Computational Biology Program, Ontario Institute for Cancer Research, Toronto, ON, Canada.
Department of Medical Biophysics, University of Toronto, Toronto, ON, Canada.
Nat Protoc. 2019 Feb;14(2):482-517. doi: 10.1038/s41596-018-0103-9.
Pathway enrichment analysis helps researchers gain mechanistic insight into gene lists generated from genome-scale (omics) experiments. This method identifies biological pathways that are enriched in a gene list more than would be expected by chance. We explain the procedures of pathway enrichment analysis and present a practical step-by-step guide to help interpret gene lists resulting from RNA-seq and genome-sequencing experiments. The protocol comprises three major steps: definition of a gene list from omics data, determination of statistically enriched pathways, and visualization and interpretation of the results. We describe how to use this protocol with published examples of differentially expressed genes and mutated cancer genes; however, the principles can be applied to diverse types of omics data. The protocol describes innovative visualization techniques, provides comprehensive background and troubleshooting guidelines, and uses freely available and frequently updated software, including g:Profiler, Gene Set Enrichment Analysis (GSEA), Cytoscape and EnrichmentMap. The complete protocol can be performed in ~4.5 h and is designed for use by biologists with no prior bioinformatics training.

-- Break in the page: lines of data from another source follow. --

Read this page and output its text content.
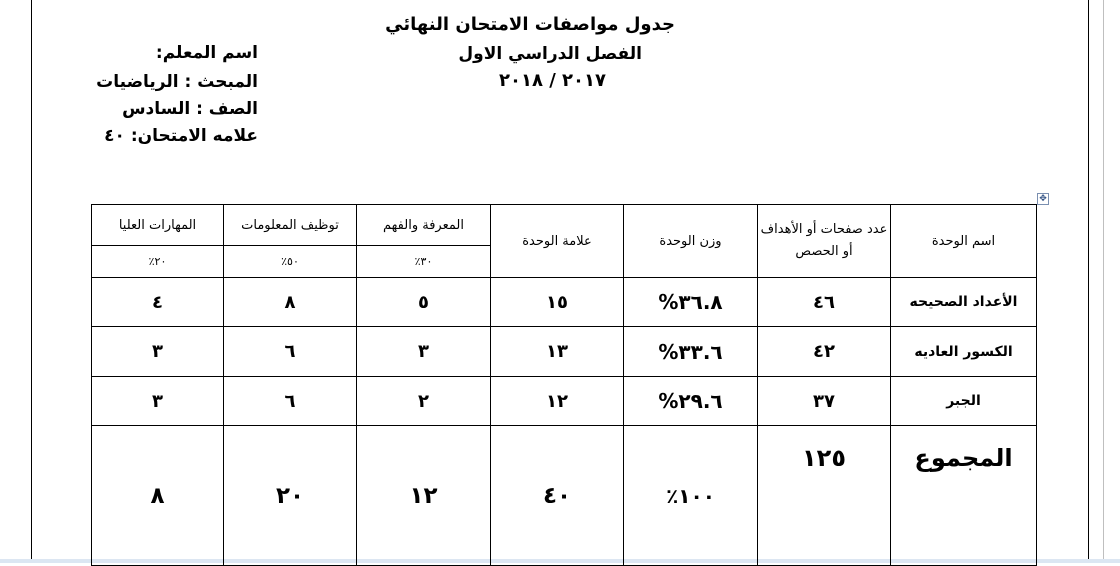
جدول مواصفات الامتحان النهائي
الفصل الدراسي الاول
٢٠١٧ / ٢٠١٨
اسم المعلم:
المبحث : الرياضيات
الصف : السادس
علامه الامتحان: ٤٠
✥
اسم الوحدة	عدد صفحات أو الأهداف أو الحصص	وزن الوحدة	علامة الوحدة	المعرفة والفهم	توظيف المعلومات	المهارات العليا
				٣٠٪	٥٠٪	٢٠٪
الأعداد الصحيحه	٤٦	٣٦.٨%	١٥	٥	٨	٤
الكسور العاديه	٤٢	٣٣.٦%	١٣	٣	٦	٣
الجبر	٣٧	٢٩.٦%	١٢	٢	٦	٣
المجموع	١٢٥	١٠٠٪	٤٠	١٢	٢٠	٨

通路富集分析有助于研究人员深入了解基因组规模(组学)实验生成的基因列表的机制。该方法识别出在基因列表中富集的生物学途径,其丰富程度超出了随机预期。我们解释了通路富集分析的程序,并提供了一个实用的逐步指南,以帮助解释 RNA-seq 和基因组测序实验产生的基因列表。该方案包括三个主要步骤:从组学数据定义基因列表、确定统计学上富集的途径,以及可视化和解释结果。我们描述了如何使用该方案处理差异表达基因和突变癌症基因的已发表示例;然而,这些原则可以应用于各种类型的组学数据。该方案描述了创新的可视化技术,提供了全面的背景和故障排除指南,并使用了免费提供且经常更新的软件,包括 g:Profiler、基因集富集分析(GSEA)、 Cytoscape 和 EnrichmentMap。完整的方案可以在大约 4.5 小时内完成,专为没有事先生物信息学培训的生物学家设计。